<福島原発事故4年>原子力標語を作った双葉町の少年 27年目の思い
社会人になり原発との「共存」模索
大沼さんは高校卒業をして一度、県外に出ましたが、大学を卒業してから双葉町に戻ってきました。原発に対して抱いていた危険なイメージは徐々に薄らいできていき、むしろ、不動産屋に勤務していたことから、東電と共存することを考えていくようになりました。 「当初、漫画喫茶を作ろうとしたが、銀行の融資が通らない。一方で、東電社員のためのアパートを作ろうとしたら、融資が通る。東電は人生の成功モデルという感じだった。

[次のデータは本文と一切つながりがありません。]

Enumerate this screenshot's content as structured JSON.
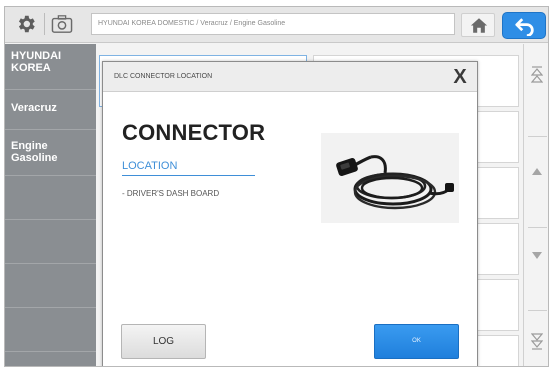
{
  "toolbar": {
    "path": "HYUNDAI KOREA DOMESTIC / Veracruz / Engine Gasoline",
    "settings_icon": "gear-icon",
    "capture_icon": "camera-icon",
    "home_icon": "home-icon",
    "back_icon": "back-arrow-icon"
  },
  "sidebar": {
    "items": [
      {
        "label": "HYUNDAI\nKOREA"
      },
      {
        "label": "Veracruz"
      },
      {
        "label": "Engine\nGasoline"
      }
    ]
  },
  "dialog": {
    "title": "DLC CONNECTOR LOCATION",
    "close_label": "X",
    "heading": "CONNECTOR",
    "location_label": "LOCATION",
    "location_text": "- DRIVER'S DASH BOARD",
    "image": "obd-cable-image",
    "log_button": "LOG",
    "ok_button": "OK"
  },
  "scroll": {
    "icons": [
      "page-up-icon",
      "up-icon",
      "down-icon",
      "page-down-icon"
    ]
  },
  "colors": {
    "accent_blue": "#2f8ee6",
    "sidebar_gray": "#8a8e92",
    "location_blue": "#3f8fd8"
  }
}
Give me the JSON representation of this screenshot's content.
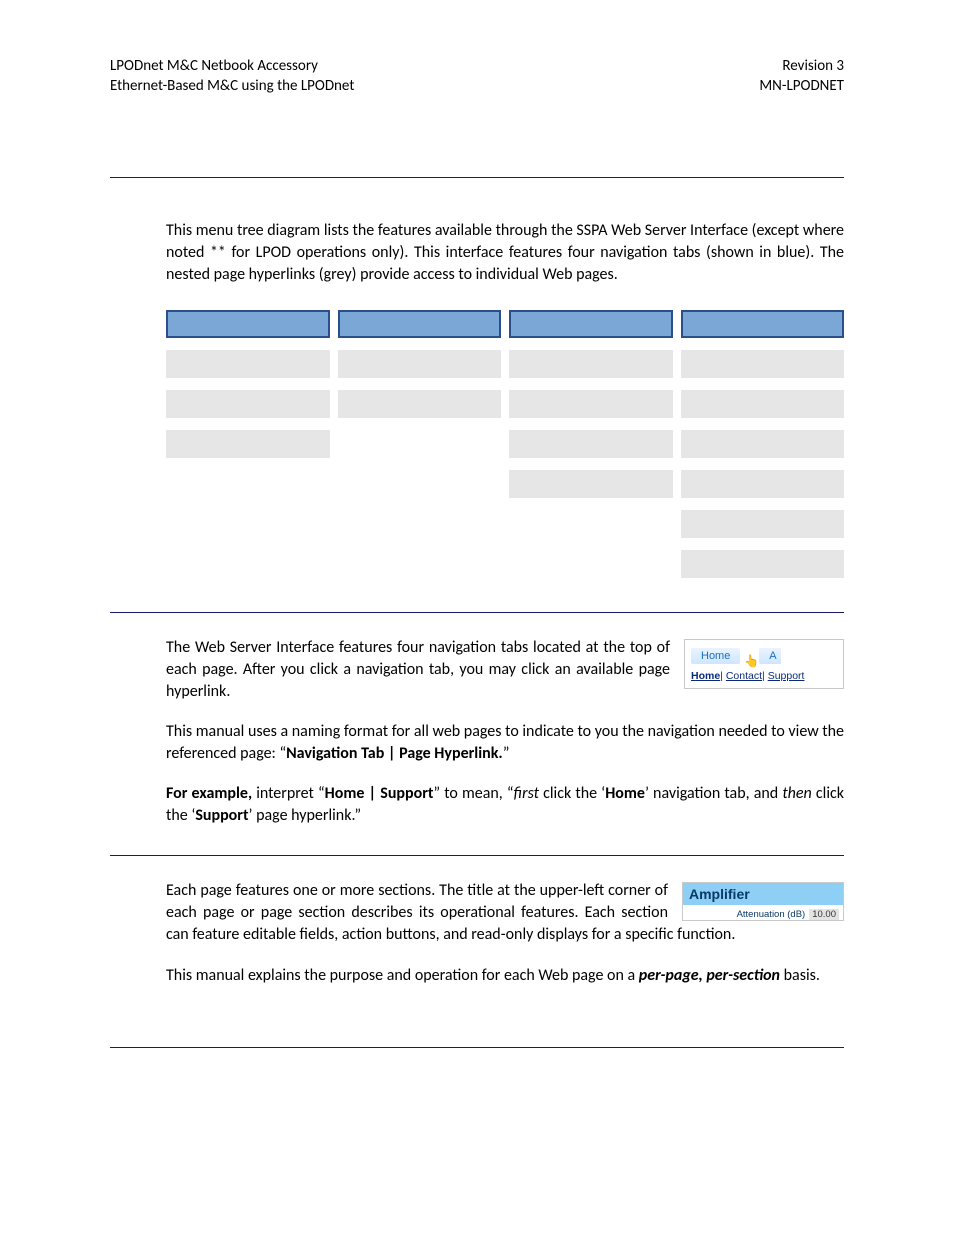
{
  "header": {
    "left1": "LPODnet M&C Netbook Accessory",
    "left2": "Ethernet-Based M&C using the LPODnet",
    "right1": "Revision 3",
    "right2": "MN-LPODNET"
  },
  "intro": "This menu tree diagram lists the features available through the SSPA Web Server Interface (except where noted ** for LPOD operations only). This interface features four navigation tabs (shown in blue). The nested page hyperlinks (grey) provide access to individual Web pages.",
  "tree": {
    "cols": 4,
    "tab_row": true,
    "link_rows": [
      [
        true,
        true,
        true,
        true
      ],
      [
        true,
        true,
        true,
        true
      ],
      [
        true,
        false,
        true,
        true
      ],
      [
        false,
        false,
        true,
        true
      ],
      [
        false,
        false,
        false,
        true
      ],
      [
        false,
        false,
        false,
        true
      ]
    ]
  },
  "nav_section": {
    "p1": "The Web Server Interface features four navigation tabs located at the top of each page. After you click a navigation tab, you may click an available page hyperlink.",
    "p2_pre": "This manual uses a naming format for all web pages to indicate to you the navigation needed to view the referenced page: “",
    "p2_bold": "Navigation Tab | Page Hyperlink.",
    "p2_post": "”",
    "p3_a": "For example,",
    "p3_b": " interpret “",
    "p3_c": "Home | Support",
    "p3_d": "” to mean, “",
    "p3_e": "first",
    "p3_f": " click the ‘",
    "p3_g": "Home",
    "p3_h": "’ navigation tab, and ",
    "p3_i": "then",
    "p3_j": " click the ‘",
    "p3_k": "Support",
    "p3_l": "’ page hyperlink.”",
    "thumb": {
      "tab1": "Home",
      "tab2_partial": "A",
      "links": [
        "Home",
        "Contact",
        "Support"
      ]
    }
  },
  "amp_section": {
    "p1": "Each page features one or more sections. The title at the upper-left corner of each page or page section describes its operational features. Each section can feature editable fields, action buttons, and read-only displays for a specific function.",
    "p2_pre": "This manual explains the purpose and operation for each Web page on a ",
    "p2_em": "per-page, per-section",
    "p2_post": " basis.",
    "thumb": {
      "title": "Amplifier",
      "label": "Attenuation (dB)",
      "value": "10.00"
    }
  }
}
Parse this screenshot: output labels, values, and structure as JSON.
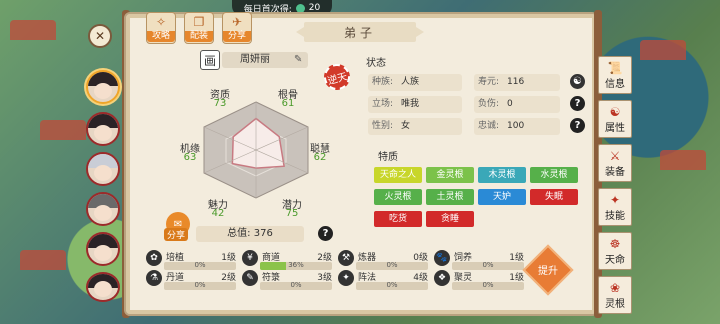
{
  "banner": {
    "label": "每日首次得:",
    "amount": "20"
  },
  "top_tabs": [
    {
      "label": "攻略"
    },
    {
      "label": "配装"
    },
    {
      "label": "分享"
    }
  ],
  "title": "弟子",
  "disciple": {
    "name": "周妍丽",
    "seal": "逆天"
  },
  "stats": {
    "qualification": {
      "name": "资质",
      "value": "73"
    },
    "root_bone": {
      "name": "根骨",
      "value": "61"
    },
    "fortune": {
      "name": "机缘",
      "value": "63"
    },
    "wisdom": {
      "name": "聪慧",
      "value": "62"
    },
    "charm": {
      "name": "魅力",
      "value": "42"
    },
    "potential": {
      "name": "潜力",
      "value": "75"
    },
    "total_label": "总值:",
    "total_value": "376"
  },
  "hex_values": [
    73,
    62,
    75,
    42,
    63,
    61
  ],
  "share_label": "分享",
  "status": {
    "title": "状态",
    "race": {
      "key": "种族:",
      "value": "人族"
    },
    "lifespan": {
      "key": "寿元:",
      "value": "116"
    },
    "stance": {
      "key": "立场:",
      "value": "唯我"
    },
    "debt": {
      "key": "负伤:",
      "value": "0"
    },
    "gender": {
      "key": "性别:",
      "value": "女"
    },
    "loyalty": {
      "key": "忠诚:",
      "value": "100"
    }
  },
  "traits": {
    "title": "特质",
    "items": [
      {
        "label": "天命之人",
        "color": "#c8d62a"
      },
      {
        "label": "金灵根",
        "color": "#7cc24a"
      },
      {
        "label": "木灵根",
        "color": "#3aa8b8"
      },
      {
        "label": "水灵根",
        "color": "#56b04a"
      },
      {
        "label": "火灵根",
        "color": "#56b04a"
      },
      {
        "label": "土灵根",
        "color": "#56b04a"
      },
      {
        "label": "天妒",
        "color": "#2a8ad6"
      },
      {
        "label": "失眠",
        "color": "#d22a2a"
      },
      {
        "label": "吃货",
        "color": "#d22a2a"
      },
      {
        "label": "贪睡",
        "color": "#d22a2a"
      }
    ]
  },
  "skills": [
    {
      "name": "培植",
      "level": "1级",
      "pct": "0%",
      "fill": 0,
      "icon": "✿"
    },
    {
      "name": "商道",
      "level": "2级",
      "pct": "36%",
      "fill": 0.36,
      "icon": "¥"
    },
    {
      "name": "炼器",
      "level": "0级",
      "pct": "0%",
      "fill": 0,
      "icon": "⚒"
    },
    {
      "name": "饲养",
      "level": "1级",
      "pct": "0%",
      "fill": 0,
      "icon": "🐾"
    },
    {
      "name": "丹道",
      "level": "2级",
      "pct": "0%",
      "fill": 0,
      "icon": "⚗"
    },
    {
      "name": "符箓",
      "level": "3级",
      "pct": "0%",
      "fill": 0,
      "icon": "✎"
    },
    {
      "name": "阵法",
      "level": "4级",
      "pct": "0%",
      "fill": 0,
      "icon": "✦"
    },
    {
      "name": "聚灵",
      "level": "1级",
      "pct": "0%",
      "fill": 0,
      "icon": "❖"
    }
  ],
  "upgrade_label": "提升",
  "side_tabs": [
    {
      "label": "信息",
      "icon": "📜"
    },
    {
      "label": "属性",
      "icon": "☯"
    },
    {
      "label": "装备",
      "icon": "⚔"
    },
    {
      "label": "技能",
      "icon": "✦"
    },
    {
      "label": "天命",
      "icon": "☸"
    },
    {
      "label": "灵根",
      "icon": "❀"
    }
  ]
}
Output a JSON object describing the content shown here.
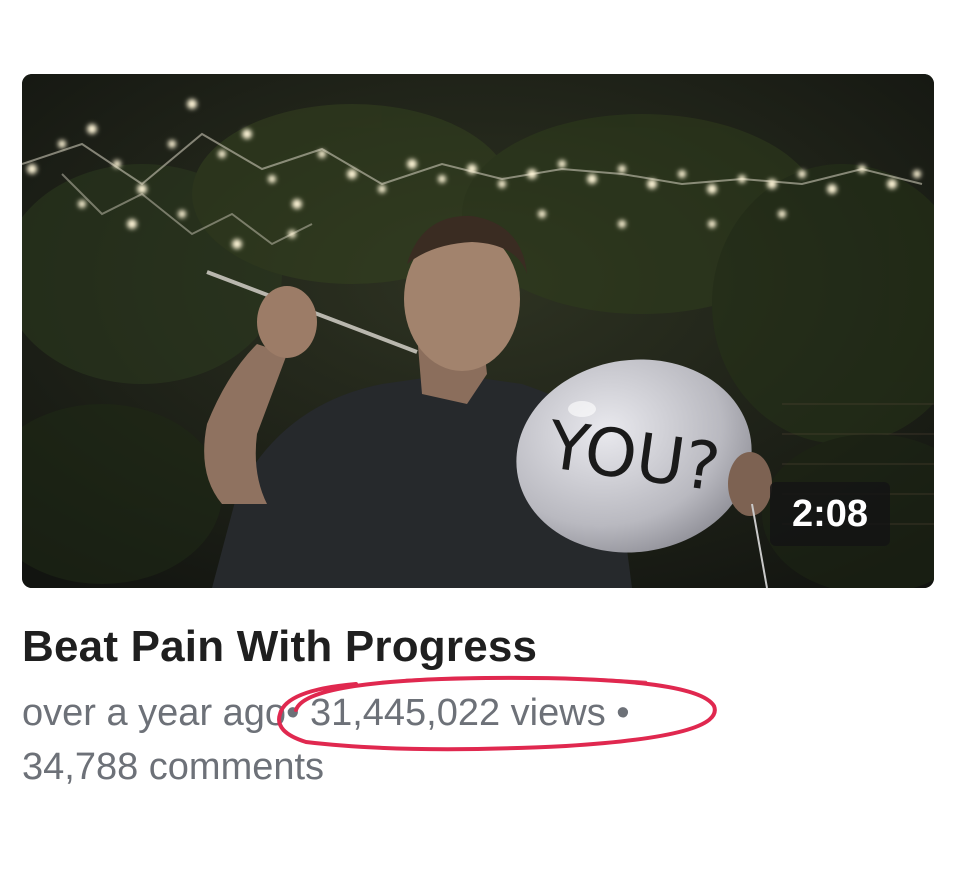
{
  "video": {
    "duration": "2:08",
    "title": "Beat Pain With Progress",
    "posted": "over a year ago",
    "separator": "•",
    "views": "31,445,022 views",
    "comments": "34,788 comments",
    "balloon_text": "YOU?"
  },
  "colors": {
    "highlight_circle": "#e0284f",
    "meta_text": "#6d7178",
    "title_text": "#1f1f1f"
  }
}
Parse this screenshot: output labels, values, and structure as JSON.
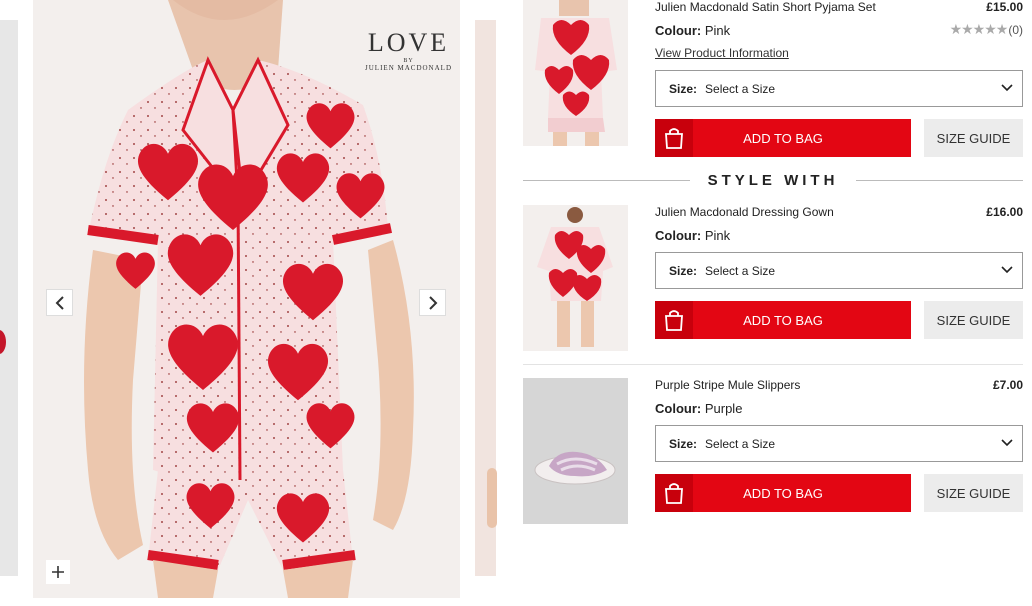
{
  "gallery": {
    "brand_love": "LOVE",
    "brand_by": "BY",
    "brand_name": "JULIEN MACDONALD"
  },
  "products": [
    {
      "name": "Julien Macdonald Satin Short Pyjama Set",
      "price": "£15.00",
      "colour_label": "Colour:",
      "colour": "Pink",
      "rating_count": "(0)",
      "view_link": "View Product Information",
      "size_label": "Size:",
      "size_value": "Select a Size",
      "add_label": "ADD TO BAG",
      "guide_label": "SIZE GUIDE"
    },
    {
      "name": "Julien Macdonald Dressing Gown",
      "price": "£16.00",
      "colour_label": "Colour:",
      "colour": "Pink",
      "size_label": "Size:",
      "size_value": "Select a Size",
      "add_label": "ADD TO BAG",
      "guide_label": "SIZE GUIDE"
    },
    {
      "name": "Purple Stripe Mule Slippers",
      "price": "£7.00",
      "colour_label": "Colour:",
      "colour": "Purple",
      "size_label": "Size:",
      "size_value": "Select a Size",
      "add_label": "ADD TO BAG",
      "guide_label": "SIZE GUIDE"
    }
  ],
  "style_with": "STYLE WITH",
  "colors": {
    "accent": "#e30613",
    "accent_dark": "#c8000c",
    "heart": "#d9192b",
    "fabric": "#f6dadb"
  },
  "icons": [
    "chevron-left-icon",
    "chevron-right-icon",
    "plus-icon",
    "star-icon",
    "chevron-down-icon",
    "bag-icon"
  ]
}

部屋代の半分は会社が出していたので、本人は負担を感じてないようだった」 標語の看板の近くに、東電社員らが利用するためのオール電化のマンションを建設しました。大沼さんは原発とともに成功するパターンを見つけていったのです。ただ、将来は双葉町から東京へ移り住もうと考えてもいました。 「双葉では職業を選べない。月給も少ない。実家住まいなので家賃はかからなかったが、お金も貯まらない。そして、事故があって180度変わった」
震災、原発事故で状況が一変
2011年3月11日午後2時46分、大地震が東日本を襲います。大沼さんは、妊娠7か月の妻のせりなさん(39)に電話をしました。 「早く逃げろ」 地震は断続的に30分も揺れました。「この地域は地震がないので油断をしていた」という大沼さんでしたが、そのうち、いろんな情報が入ってきました。会社内では「東電関係者が逃げている」という声も聞こえてきました。しかし、すでに周囲の道路はどこも大渋滞。双葉町から隣の大熊町に行くまでに2時間もかかりました。その後、南相馬市や相馬市の道の駅に避難していましたが、2日後にはせりなさんの実家がある会津地方に避難しました。 「会津は原発から離れているし、磐梯山もあるため、放射能をさえぎるのではないか。何かあっても、新潟に行けばいいと思っていた」 結局、3月末には、身ごもっていた子どもが放射能の影響を受けないようにと、親戚が近くに住んでいることもあって、愛知県安城市に避難、借り上げ住宅に住む事になりました。同市では、脱原発についての講演を30回以上も行いました。避難暮らしのなかで、子ども2人が生まれました。